THIS should sound sage advice in the aftermath of the Lehman collapse. The Raghuram Rajan panel has suggested that the Reserve Bank should consider entry of smaller players into the banking sector as failure of small banks will not have systemic consequence created by failure of a giant banking entity. There is no need to believe that smaller banks would fail and historical evidence is not relevant since the situation has changed.
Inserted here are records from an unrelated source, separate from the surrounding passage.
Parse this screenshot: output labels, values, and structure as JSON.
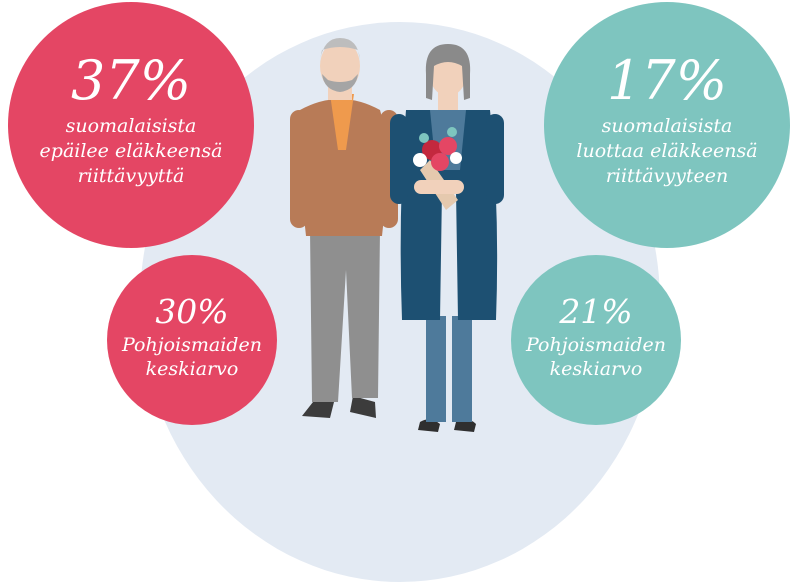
{
  "colors": {
    "red": "#e44664",
    "teal": "#7ec5bf",
    "backdrop": "#e3eaf3"
  },
  "stats": [
    {
      "percent": "37%",
      "lines": [
        "suomalaisista",
        "epäilee eläkkeensä",
        "riittävyyttä"
      ]
    },
    {
      "percent": "17%",
      "lines": [
        "suomalaisista",
        "luottaa eläkkeensä",
        "riittävyyteen"
      ]
    },
    {
      "percent": "30%",
      "lines": [
        "Pohjoismaiden",
        "keskiarvo"
      ]
    },
    {
      "percent": "21%",
      "lines": [
        "Pohjoismaiden",
        "keskiarvo"
      ]
    }
  ],
  "illustration": {
    "icons": [
      "elderly-man-icon",
      "elderly-woman-icon",
      "flower-bouquet-icon"
    ]
  }
}
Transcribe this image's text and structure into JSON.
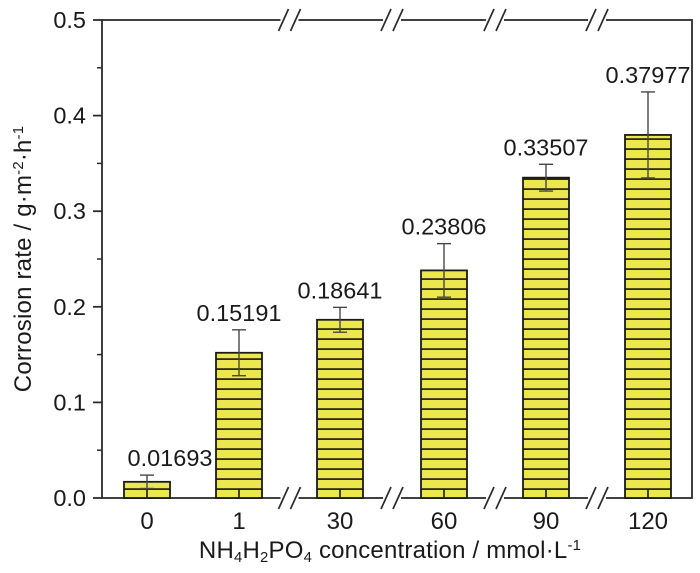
{
  "chart_data": {
    "type": "bar",
    "title": "",
    "categories": [
      "0",
      "1",
      "30",
      "60",
      "90",
      "120"
    ],
    "values": [
      0.01693,
      0.15191,
      0.18641,
      0.23806,
      0.33507,
      0.37977
    ],
    "value_labels": [
      "0.01693",
      "0.15191",
      "0.18641",
      "0.23806",
      "0.33507",
      "0.37977"
    ],
    "errors": [
      0.007,
      0.024,
      0.013,
      0.028,
      0.014,
      0.045
    ],
    "xlabel": "NH4H2PO4 concentration / mmol·L-1",
    "xlabel_segments": [
      {
        "t": "NH"
      },
      {
        "t": "4",
        "sub": true
      },
      {
        "t": "H"
      },
      {
        "t": "2",
        "sub": true
      },
      {
        "t": "PO"
      },
      {
        "t": "4",
        "sub": true
      },
      {
        "t": " concentration / mmol·L"
      },
      {
        "t": "-1",
        "sup": true
      }
    ],
    "ylabel": "Corrosion rate / g·m-2·h-1",
    "ylabel_segments": [
      {
        "t": "Corrosion rate / g·m"
      },
      {
        "t": "-2",
        "sup": true
      },
      {
        "t": "·h"
      },
      {
        "t": "-1",
        "sup": true
      }
    ],
    "ylim": [
      0.0,
      0.5
    ],
    "ytick_labels": [
      "0.0",
      "0.1",
      "0.2",
      "0.3",
      "0.4",
      "0.5"
    ],
    "ytick_step": 0.1,
    "minor_tick_step": 0.05,
    "axis_breaks_between_category_indices": [
      [
        1,
        2
      ],
      [
        2,
        3
      ],
      [
        3,
        4
      ],
      [
        4,
        5
      ]
    ],
    "grid": false,
    "legend": null,
    "colors": {
      "bar_fill": "#ece74f",
      "hatch_line": "#2e2b10",
      "bar_border": "#1a1a1a",
      "axis": "#2b2b2b",
      "error_bar": "#474747",
      "text": "#1a1a1a",
      "background": "#ffffff"
    }
  }
}
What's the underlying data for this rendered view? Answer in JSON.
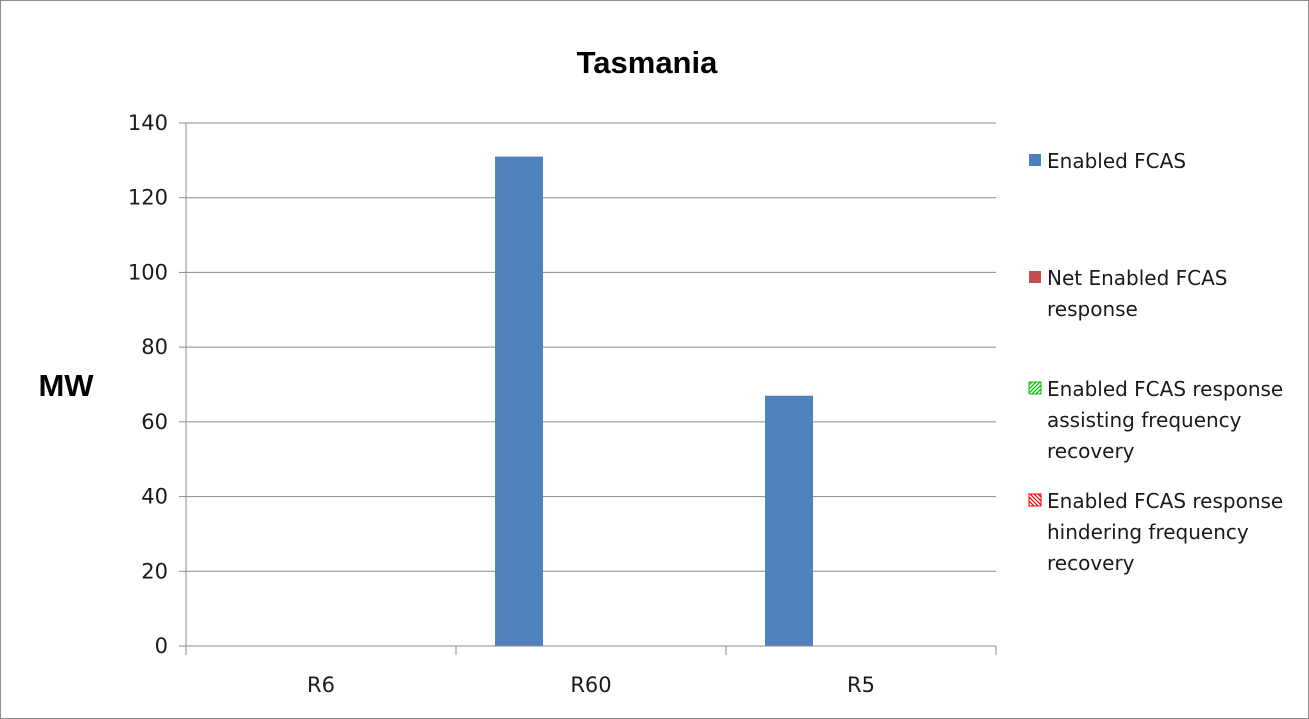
{
  "chart_data": {
    "type": "bar",
    "title": "Tasmania",
    "xlabel": "",
    "ylabel": "MW",
    "ylim": [
      0,
      140
    ],
    "yticks": [
      0,
      20,
      40,
      60,
      80,
      100,
      120,
      140
    ],
    "grid": true,
    "legend_position": "right",
    "categories": [
      "R6",
      "R60",
      "R5"
    ],
    "series": [
      {
        "name": "Enabled FCAS",
        "values": [
          0,
          131,
          67
        ],
        "color": "#4f81bd",
        "pattern": "solid"
      },
      {
        "name": "Net Enabled FCAS response",
        "values": [
          0,
          0,
          0
        ],
        "color": "#c0504d",
        "pattern": "solid"
      },
      {
        "name": "Enabled FCAS response assisting frequency recovery",
        "values": [
          0,
          0,
          0
        ],
        "color": "#00c000",
        "pattern": "hatch"
      },
      {
        "name": "Enabled FCAS response hindering frequency recovery",
        "values": [
          0,
          0,
          0
        ],
        "color": "#ff0000",
        "pattern": "hatch"
      }
    ]
  }
}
The panel has suggested that the regulator should prescribe tighter capital adequacy and regulatory norms for smaller banks. The Rajan committee submitted its final report on financial sector reforms to the government this week. The panel urged the regulator to “allow more entry to private wellgoverned deposittaking small finance banks offsetting their higher risk from being geographically focused by requiring higher capital adequacy norms, a strict prohibition on related party transactions, and lower allowable concentration norms”.
This means that these banks, if allowed, would be entitled to advance a lower percentage of their deposits as advances in comparison to larger banks. Such norms would minimise the risk of any of the entities going bust, the panel feels.
The committee has also questioned the honesty of the large banks, saying there is “no necessary link between size and honesty, as the recent experience with large banks suggests”. It has, however, suggested that the regulator should be more selective and find “fit and proper” criteria for giving licenses to the smaller banks.
The intent behind the need of such banks is to bring local knowledge to the bankers so that they are able to take decisions quickly in conformity with their customers whom they would personally know. The entry of such financial entities would also help in achieving the government’s goal of financial inclusion.
The committee has clarified it does not recommend smaller banks based on earlier models where governance structure was poor, political and government interference was excessive, besides unwillingness to take corrective regulatory measures.